Children who've witnessed or acted out the Nativity will thrill to the siblings' simple drama.--Jennifer M. Brown, children's editor, Shelf Awareness
Discover: A sister and brother's charming re-enactment of the Nativity story.
Christmastime
by Alison Jay
Alison Jay (Picture This) gives a warm Yuletide makeover to her classic picture book–puzzle format.

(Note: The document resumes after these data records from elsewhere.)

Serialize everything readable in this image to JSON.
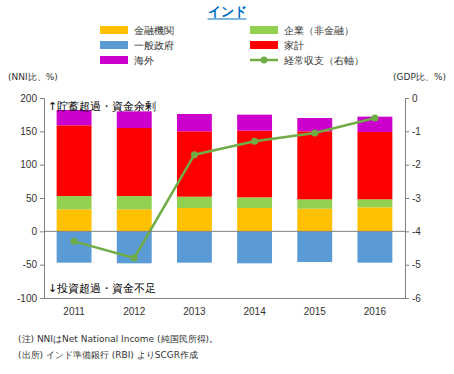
{
  "chart_data": {
    "type": "bar",
    "title": "インド",
    "categories": [
      "2011",
      "2012",
      "2013",
      "2014",
      "2015",
      "2016"
    ],
    "stacked": true,
    "grid": false,
    "legend": "top",
    "y_label": "(NNI比、%)",
    "y2_label": "(GDP比、%)",
    "ylim": [
      -100,
      200
    ],
    "yticks": [
      -100,
      -50,
      0,
      50,
      100,
      150,
      200
    ],
    "y2lim": [
      -6,
      0
    ],
    "y2ticks": [
      -6,
      -5,
      -4,
      -3,
      -2,
      -1,
      0
    ],
    "annotations": [
      "↑貯蓄超過・資金余剰",
      "↓投資超過・資金不足"
    ],
    "notes": [
      "(注) NNIはNet National Income (純国民所得)。",
      "(出所) インド準備銀行 (RBI) よりSCGR作成"
    ],
    "series": [
      {
        "name": "金融機関",
        "color": "#FFC000",
        "type": "bar",
        "values": [
          33,
          33,
          35,
          35,
          34,
          36
        ]
      },
      {
        "name": "企業（非金融）",
        "color": "#92D050",
        "type": "bar",
        "values": [
          20,
          20,
          17,
          16,
          14,
          12
        ]
      },
      {
        "name": "一般政府",
        "color": "#5B9BD5",
        "type": "bar",
        "values": [
          -47,
          -48,
          -47,
          -48,
          -46,
          -47
        ]
      },
      {
        "name": "家計",
        "color": "#FF0000",
        "type": "bar",
        "values": [
          106,
          102,
          98,
          100,
          102,
          101
        ]
      },
      {
        "name": "海外",
        "color": "#CC00CC",
        "type": "bar",
        "values": [
          23,
          25,
          26,
          24,
          20,
          23
        ]
      },
      {
        "name": "経常収支（右軸）",
        "color": "#70AD47",
        "type": "line",
        "marker": "circle",
        "axis": "y2",
        "values": [
          -4.3,
          -4.8,
          -1.7,
          -1.3,
          -1.05,
          -0.6
        ]
      }
    ]
  }
}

With the look of crackled porcelain compositions, Jay's interlocking images reveal two children slipping down the stairs on Christmas Eve, and follow them through to Christmas morning. A touch of magic is in the air, as the family dog roasts marshmallows near the fire, and brother and sister greet Santa with a hug, then board his sleigh.
Jay gives enchanting clues to famous Christmas songs, such as "'Twas the Night Before Christmas" (with a tiny mousehole on that page to prove "not a creature was stirring"), "Rudolph the Red-Nosed Reindeer," "Frosty the Snowman" and "Jingle Bells." A banquet table overflowing with scrumptious-looking sweets, a workshop filled with toymaking elves, and Good King Wenceslas bidding the children farewell as they fly home with an angel (who sits atop the Christmas tree in their living room). Large two-page landscape views and smaller inset-style paintings add visual interest while just a word or two of text per page means the whole family can enjoy it. --Jennifer M. Brown, children's editor, Shelf Awareness
Discover: A stunning visual puzzle that connects beloved Christmas carols to a larger tale of two siblings visiting Santa.